We can do the following:

\[\begin{align*} & \phantom{xxxxx}-1\phantom{xxx}3\phantom{xxx}-6\phantom{xxxxx}14\\ -3 & )\overline{\phantom{x}-1\phantom{xx}0\phantom{xxxx}3\phantom{xx}-4\phantom{xxxx}-5}\\ + & \underline{\phantom{xxxxxxx}3\phantom{xx}-9\phantom{xxx}18\phantom{xxx}-42}\\ & \phantom{xxxxxxx}3\phantom{xx}-6\phantom{xxx}14\phantom{xxx}-47 \end{align*}\]

Would also say, \(f(-3)=-47\).

Root (or Zero) of a Function

Definition 38 (Root (or Zero) or a Function)

A root (or zero) of a polynomial function \(f(x)\) is a number \(k\) such that \(f(k)=0\).

Currently, finding roots of a polynomial function is difficult when considering all possible real numbers as potential roots. However, in the following section, we can narrow down the search. For now, we will consider testing \(x=0\), \(x=1\), or \(x=-1\).

Example 52

Let \(f(x)=x^4-6x^3+8x^2+6x-9\). Find all the roots for \(f(x)\).

Solution:

It should be obvious that \(x=0\) is not a root. Therefore, we will move on to \(x=1\). Using the remainder theorem we will see if \(f(1)=0\).

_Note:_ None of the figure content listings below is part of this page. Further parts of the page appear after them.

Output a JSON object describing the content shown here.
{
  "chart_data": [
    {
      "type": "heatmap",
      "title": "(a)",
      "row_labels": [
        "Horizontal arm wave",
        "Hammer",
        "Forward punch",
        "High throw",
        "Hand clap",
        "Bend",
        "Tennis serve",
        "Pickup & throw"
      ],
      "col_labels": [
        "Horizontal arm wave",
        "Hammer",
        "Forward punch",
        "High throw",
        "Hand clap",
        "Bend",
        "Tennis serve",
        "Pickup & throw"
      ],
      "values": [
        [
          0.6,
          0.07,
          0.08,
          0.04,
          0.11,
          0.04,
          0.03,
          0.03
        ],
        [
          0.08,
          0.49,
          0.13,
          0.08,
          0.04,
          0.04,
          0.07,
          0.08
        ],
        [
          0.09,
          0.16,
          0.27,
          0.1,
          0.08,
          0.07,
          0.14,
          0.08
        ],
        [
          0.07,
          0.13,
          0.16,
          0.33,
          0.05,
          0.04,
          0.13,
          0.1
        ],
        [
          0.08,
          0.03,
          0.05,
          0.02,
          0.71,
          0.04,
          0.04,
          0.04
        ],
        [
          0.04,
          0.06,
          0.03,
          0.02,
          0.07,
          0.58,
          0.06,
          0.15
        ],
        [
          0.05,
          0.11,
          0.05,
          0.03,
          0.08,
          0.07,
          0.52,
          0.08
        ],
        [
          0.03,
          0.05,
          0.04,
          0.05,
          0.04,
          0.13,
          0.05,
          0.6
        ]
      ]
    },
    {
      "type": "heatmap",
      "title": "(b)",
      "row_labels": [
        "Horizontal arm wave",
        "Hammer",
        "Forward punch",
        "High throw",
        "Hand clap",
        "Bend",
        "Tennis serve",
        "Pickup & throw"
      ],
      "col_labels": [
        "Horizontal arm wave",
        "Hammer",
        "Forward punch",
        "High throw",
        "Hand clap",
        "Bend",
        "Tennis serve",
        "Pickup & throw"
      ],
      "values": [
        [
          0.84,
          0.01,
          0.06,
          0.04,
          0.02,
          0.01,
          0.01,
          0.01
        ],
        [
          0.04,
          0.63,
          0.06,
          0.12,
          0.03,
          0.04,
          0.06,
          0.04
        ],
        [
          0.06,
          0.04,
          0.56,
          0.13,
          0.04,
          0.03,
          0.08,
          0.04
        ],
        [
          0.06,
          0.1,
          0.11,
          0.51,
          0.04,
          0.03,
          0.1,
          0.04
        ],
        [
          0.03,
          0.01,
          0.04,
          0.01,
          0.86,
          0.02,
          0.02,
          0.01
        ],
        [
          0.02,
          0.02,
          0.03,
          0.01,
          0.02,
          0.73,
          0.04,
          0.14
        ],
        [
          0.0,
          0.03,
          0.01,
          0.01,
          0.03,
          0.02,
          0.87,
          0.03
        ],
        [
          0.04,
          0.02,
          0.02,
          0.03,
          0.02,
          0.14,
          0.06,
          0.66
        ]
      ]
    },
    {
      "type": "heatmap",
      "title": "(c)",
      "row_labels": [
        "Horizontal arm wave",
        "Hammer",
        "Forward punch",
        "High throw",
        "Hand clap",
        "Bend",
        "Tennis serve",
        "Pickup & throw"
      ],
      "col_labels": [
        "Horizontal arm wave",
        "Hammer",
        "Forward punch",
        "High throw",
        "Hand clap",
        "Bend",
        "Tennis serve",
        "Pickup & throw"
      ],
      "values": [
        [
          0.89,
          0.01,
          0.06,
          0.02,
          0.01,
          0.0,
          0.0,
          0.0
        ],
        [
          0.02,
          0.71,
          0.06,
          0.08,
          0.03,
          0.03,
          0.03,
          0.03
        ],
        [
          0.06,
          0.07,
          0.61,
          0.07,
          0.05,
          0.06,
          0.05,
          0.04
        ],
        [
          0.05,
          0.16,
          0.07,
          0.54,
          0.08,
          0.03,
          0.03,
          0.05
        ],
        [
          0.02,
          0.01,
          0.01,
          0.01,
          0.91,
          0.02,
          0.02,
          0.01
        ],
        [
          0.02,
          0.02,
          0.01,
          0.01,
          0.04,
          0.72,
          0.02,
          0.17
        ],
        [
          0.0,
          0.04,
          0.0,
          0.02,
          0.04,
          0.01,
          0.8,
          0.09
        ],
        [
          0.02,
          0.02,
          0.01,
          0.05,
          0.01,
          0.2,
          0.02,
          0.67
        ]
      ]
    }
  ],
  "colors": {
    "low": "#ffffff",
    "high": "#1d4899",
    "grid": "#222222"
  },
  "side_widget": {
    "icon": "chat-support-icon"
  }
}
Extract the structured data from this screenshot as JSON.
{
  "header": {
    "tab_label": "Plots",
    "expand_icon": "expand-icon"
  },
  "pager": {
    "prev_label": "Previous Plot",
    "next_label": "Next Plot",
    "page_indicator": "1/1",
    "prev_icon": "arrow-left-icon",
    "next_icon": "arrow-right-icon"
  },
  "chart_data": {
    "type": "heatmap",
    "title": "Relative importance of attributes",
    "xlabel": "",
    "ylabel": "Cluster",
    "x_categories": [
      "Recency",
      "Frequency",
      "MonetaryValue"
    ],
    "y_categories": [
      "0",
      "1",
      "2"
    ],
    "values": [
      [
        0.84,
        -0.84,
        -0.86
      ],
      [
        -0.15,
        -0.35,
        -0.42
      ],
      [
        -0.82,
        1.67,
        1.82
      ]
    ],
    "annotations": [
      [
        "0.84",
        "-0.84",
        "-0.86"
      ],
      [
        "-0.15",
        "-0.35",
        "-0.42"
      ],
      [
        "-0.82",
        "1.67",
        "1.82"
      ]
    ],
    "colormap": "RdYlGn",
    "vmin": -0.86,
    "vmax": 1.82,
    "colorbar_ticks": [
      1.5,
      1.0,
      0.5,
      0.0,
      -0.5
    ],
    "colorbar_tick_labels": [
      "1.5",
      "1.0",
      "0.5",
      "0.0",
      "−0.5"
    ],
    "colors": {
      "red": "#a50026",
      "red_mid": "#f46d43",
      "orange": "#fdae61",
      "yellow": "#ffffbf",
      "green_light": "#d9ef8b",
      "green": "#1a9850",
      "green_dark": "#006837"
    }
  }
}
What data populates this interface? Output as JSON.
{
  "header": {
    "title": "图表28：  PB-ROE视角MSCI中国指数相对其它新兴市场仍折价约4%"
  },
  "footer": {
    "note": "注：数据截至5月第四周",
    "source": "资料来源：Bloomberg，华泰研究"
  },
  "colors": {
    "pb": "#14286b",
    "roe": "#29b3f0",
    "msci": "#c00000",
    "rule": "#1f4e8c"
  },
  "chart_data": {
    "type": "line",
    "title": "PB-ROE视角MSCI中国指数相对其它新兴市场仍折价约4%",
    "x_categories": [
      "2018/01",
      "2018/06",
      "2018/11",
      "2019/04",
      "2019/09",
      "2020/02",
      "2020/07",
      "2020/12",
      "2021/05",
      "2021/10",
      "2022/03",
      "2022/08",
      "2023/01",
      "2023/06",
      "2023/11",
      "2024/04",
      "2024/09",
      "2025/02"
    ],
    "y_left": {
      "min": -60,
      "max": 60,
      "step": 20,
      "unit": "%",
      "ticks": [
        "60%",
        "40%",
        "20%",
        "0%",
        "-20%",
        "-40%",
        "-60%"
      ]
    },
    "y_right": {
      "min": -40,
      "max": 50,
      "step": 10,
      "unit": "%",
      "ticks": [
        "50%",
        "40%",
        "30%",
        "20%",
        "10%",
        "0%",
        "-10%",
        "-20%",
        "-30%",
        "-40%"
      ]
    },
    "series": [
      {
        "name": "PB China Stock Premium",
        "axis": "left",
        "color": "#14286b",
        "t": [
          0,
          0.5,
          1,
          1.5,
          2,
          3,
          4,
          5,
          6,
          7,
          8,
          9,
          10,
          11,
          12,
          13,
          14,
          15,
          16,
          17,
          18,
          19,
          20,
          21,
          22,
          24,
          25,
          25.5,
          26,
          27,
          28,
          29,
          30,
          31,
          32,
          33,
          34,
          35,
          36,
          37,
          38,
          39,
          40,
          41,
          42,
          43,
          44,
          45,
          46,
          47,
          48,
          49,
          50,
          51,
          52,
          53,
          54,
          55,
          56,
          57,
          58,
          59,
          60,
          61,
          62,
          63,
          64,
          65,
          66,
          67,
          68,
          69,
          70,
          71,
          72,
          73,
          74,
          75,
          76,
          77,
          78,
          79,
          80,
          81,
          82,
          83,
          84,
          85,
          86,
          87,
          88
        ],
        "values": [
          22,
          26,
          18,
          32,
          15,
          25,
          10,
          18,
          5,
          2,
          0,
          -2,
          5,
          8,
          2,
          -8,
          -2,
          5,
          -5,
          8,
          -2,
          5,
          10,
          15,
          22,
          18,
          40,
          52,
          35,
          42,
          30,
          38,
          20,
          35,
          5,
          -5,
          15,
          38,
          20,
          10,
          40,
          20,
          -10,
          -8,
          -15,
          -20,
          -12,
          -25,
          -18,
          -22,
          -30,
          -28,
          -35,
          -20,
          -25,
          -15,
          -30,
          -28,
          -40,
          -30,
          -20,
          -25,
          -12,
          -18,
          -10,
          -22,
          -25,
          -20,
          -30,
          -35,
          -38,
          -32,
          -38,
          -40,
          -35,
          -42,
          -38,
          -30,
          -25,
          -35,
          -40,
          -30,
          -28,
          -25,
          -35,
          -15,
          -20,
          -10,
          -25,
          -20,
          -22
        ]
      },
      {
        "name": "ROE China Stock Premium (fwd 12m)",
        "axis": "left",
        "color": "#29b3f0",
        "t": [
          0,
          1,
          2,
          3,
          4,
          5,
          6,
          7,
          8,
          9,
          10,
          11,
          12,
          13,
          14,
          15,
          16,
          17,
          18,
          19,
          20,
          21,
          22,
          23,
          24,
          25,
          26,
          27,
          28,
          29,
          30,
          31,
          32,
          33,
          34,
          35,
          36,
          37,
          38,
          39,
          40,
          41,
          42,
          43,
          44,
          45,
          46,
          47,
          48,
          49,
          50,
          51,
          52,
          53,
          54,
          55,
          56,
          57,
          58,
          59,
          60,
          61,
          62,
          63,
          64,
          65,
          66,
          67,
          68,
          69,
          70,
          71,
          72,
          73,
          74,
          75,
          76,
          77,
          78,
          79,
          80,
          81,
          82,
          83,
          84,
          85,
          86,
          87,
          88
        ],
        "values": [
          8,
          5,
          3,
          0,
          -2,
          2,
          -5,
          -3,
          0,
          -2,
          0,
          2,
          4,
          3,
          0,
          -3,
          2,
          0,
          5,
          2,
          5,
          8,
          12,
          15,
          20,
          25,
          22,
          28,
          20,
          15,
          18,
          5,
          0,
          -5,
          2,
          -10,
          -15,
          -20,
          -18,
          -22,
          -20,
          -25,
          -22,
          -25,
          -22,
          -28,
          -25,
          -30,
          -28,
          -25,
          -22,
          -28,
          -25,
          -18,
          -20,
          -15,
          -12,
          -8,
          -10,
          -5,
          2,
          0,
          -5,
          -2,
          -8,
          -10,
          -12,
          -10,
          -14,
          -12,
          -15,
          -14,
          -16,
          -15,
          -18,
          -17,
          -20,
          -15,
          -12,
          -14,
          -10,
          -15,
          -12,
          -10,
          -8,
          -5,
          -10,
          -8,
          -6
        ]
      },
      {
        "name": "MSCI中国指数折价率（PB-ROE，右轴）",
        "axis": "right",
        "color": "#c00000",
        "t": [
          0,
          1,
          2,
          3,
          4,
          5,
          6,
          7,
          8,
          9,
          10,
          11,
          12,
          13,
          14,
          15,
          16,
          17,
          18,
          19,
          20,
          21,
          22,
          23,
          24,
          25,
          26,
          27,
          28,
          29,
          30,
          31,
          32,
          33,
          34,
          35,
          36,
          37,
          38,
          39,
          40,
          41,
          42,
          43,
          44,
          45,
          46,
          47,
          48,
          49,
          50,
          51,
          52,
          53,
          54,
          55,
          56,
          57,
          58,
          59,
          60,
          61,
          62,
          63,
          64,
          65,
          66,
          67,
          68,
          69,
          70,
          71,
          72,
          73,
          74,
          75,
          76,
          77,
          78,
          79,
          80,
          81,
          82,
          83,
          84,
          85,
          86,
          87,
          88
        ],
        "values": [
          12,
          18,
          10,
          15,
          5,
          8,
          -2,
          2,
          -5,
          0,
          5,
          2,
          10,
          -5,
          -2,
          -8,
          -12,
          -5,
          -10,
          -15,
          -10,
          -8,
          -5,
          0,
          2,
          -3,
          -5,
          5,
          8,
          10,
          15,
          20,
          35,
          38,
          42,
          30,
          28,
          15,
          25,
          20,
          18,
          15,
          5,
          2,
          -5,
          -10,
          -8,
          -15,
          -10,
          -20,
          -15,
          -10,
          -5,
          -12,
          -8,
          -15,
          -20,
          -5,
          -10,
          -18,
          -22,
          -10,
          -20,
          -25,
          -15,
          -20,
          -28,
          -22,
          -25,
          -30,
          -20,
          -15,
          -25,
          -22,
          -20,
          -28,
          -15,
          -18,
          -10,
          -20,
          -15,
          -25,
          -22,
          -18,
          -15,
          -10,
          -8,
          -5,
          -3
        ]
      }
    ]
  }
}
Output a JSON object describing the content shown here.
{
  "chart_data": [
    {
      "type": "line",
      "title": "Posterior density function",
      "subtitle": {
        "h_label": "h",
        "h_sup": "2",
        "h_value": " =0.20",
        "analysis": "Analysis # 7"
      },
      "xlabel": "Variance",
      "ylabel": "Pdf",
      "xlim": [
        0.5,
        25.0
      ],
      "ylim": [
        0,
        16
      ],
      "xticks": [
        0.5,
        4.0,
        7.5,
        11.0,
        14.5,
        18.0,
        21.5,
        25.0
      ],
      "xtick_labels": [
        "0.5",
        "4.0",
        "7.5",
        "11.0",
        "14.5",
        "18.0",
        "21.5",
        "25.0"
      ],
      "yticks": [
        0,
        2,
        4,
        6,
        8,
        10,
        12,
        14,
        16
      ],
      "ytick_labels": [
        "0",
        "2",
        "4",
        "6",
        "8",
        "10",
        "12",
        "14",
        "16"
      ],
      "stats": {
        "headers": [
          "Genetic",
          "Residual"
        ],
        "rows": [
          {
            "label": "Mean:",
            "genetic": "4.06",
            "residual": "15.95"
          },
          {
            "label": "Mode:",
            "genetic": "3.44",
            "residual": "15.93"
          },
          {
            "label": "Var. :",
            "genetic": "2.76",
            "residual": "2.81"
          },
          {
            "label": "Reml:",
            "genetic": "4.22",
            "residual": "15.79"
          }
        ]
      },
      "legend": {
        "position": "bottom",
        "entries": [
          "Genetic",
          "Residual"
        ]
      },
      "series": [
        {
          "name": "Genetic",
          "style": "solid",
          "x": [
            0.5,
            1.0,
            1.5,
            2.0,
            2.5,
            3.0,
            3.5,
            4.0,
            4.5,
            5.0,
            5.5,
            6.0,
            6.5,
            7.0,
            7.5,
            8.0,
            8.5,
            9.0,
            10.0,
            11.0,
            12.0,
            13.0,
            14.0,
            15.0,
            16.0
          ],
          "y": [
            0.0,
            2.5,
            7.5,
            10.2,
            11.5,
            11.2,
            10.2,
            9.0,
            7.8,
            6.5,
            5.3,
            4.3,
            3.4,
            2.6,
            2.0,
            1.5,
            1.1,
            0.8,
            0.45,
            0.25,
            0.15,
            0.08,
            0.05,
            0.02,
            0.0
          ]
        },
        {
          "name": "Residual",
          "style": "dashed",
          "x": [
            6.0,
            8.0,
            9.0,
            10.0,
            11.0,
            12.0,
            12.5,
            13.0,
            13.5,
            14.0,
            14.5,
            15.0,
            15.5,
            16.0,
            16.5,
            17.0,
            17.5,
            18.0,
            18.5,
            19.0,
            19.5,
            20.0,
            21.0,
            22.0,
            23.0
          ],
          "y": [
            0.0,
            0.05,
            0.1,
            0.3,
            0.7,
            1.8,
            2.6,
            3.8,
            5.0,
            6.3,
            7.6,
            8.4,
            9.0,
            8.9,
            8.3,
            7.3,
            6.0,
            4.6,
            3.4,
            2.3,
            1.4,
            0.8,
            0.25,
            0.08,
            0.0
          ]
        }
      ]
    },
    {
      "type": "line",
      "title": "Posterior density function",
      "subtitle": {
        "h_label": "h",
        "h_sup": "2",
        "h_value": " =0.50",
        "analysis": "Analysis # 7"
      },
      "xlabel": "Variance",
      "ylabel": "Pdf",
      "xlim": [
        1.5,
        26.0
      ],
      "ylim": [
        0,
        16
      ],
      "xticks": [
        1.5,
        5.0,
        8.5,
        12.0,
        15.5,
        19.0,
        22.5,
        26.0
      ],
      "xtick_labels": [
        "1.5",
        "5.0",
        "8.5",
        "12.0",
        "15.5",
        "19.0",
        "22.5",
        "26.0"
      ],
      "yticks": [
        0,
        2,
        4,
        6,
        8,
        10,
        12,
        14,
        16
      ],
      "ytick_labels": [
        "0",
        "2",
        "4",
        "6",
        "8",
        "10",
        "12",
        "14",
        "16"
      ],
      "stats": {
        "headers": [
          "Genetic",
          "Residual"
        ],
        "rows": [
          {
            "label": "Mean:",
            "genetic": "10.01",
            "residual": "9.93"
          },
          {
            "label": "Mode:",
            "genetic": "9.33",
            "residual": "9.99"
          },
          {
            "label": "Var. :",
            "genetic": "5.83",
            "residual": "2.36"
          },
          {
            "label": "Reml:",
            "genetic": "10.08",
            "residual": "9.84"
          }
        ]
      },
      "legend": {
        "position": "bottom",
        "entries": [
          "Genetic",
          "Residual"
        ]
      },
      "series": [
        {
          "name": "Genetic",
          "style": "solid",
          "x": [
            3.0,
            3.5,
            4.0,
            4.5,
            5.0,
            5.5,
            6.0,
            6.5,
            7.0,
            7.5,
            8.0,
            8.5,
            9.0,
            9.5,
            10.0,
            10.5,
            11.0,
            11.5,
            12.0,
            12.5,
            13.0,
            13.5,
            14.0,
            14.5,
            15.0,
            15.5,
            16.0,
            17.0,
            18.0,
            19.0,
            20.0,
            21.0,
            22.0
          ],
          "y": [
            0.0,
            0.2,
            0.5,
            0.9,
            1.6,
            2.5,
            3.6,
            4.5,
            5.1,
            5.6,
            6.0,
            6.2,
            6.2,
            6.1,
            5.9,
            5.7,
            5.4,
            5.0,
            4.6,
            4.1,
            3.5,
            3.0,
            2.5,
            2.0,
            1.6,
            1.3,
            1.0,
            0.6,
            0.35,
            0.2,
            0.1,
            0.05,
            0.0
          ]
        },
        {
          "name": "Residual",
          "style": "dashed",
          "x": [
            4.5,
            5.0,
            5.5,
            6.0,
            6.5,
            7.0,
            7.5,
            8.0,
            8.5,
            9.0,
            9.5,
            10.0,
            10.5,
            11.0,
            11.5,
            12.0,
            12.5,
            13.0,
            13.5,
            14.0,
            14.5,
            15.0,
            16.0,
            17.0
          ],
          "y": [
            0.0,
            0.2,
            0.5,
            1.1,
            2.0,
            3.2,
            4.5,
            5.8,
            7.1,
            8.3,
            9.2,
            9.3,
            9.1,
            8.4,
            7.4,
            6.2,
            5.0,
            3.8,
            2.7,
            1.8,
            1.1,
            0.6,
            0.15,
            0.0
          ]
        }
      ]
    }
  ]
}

\[\begin{align*} & \phantom{xxxxxxx}1\phantom{xx}-5\phantom{xxx}3\phantom{xxx}9\\ 1 & )\overline{\phantom{x}1\phantom{xx}-6\phantom{xxxx}8\phantom{xxx}6\phantom{x}-9}\\ + & \underline{\phantom{xxxxxxx}1\phantom{xx}-5\phantom{xxx}3\phantom{xxx}9}\\ & \phantom{xxxxx}-5\phantom{xxxx}3\phantom{xxx}9\phantom{xxx}0 \end{align*}\]

This means, \(f(1)=0\) and

\[f(x)=(x-1)(x^3-5x^2+3x+9)\]

We then want to see if \(f(-1)=0\). Using the remainder theorem we will evaluate \(x^3-5x^2+3x+9\) at \(x=-1\).

\[\begin{align*} & \phantom{xxxxxxx}1\phantom{xx}-6\phantom{xxxx}9\\ 1 & )\overline{\phantom{x}1\phantom{xx}-5\phantom{xxxx}3\phantom{xxxx}9}\\ + & \underline{\phantom{xxxxxxx}1\phantom{xxxx}6\phantom{xx}-9}\\ & \phantom{xxxxx}-6\phantom{xxxx}3\phantom{xxxx}0 \end{align*}\]

This means, \(f(-1)=0\) and

\[f(x)=(x-1)(x+1)(x^2-6x+9)\]

Looking at \(x^2-6x+9\) we know that it factors to \((x-3)(x-3)\). Therefore,

\[f(x)=(x-1)(x+1)(x-3)^2\]

and all the roots of \(f\) is \(\{1,-1,3\}\).

In the next section, we will discover how to find all possible rational roots. This will help find zero of polynomials more efficiently.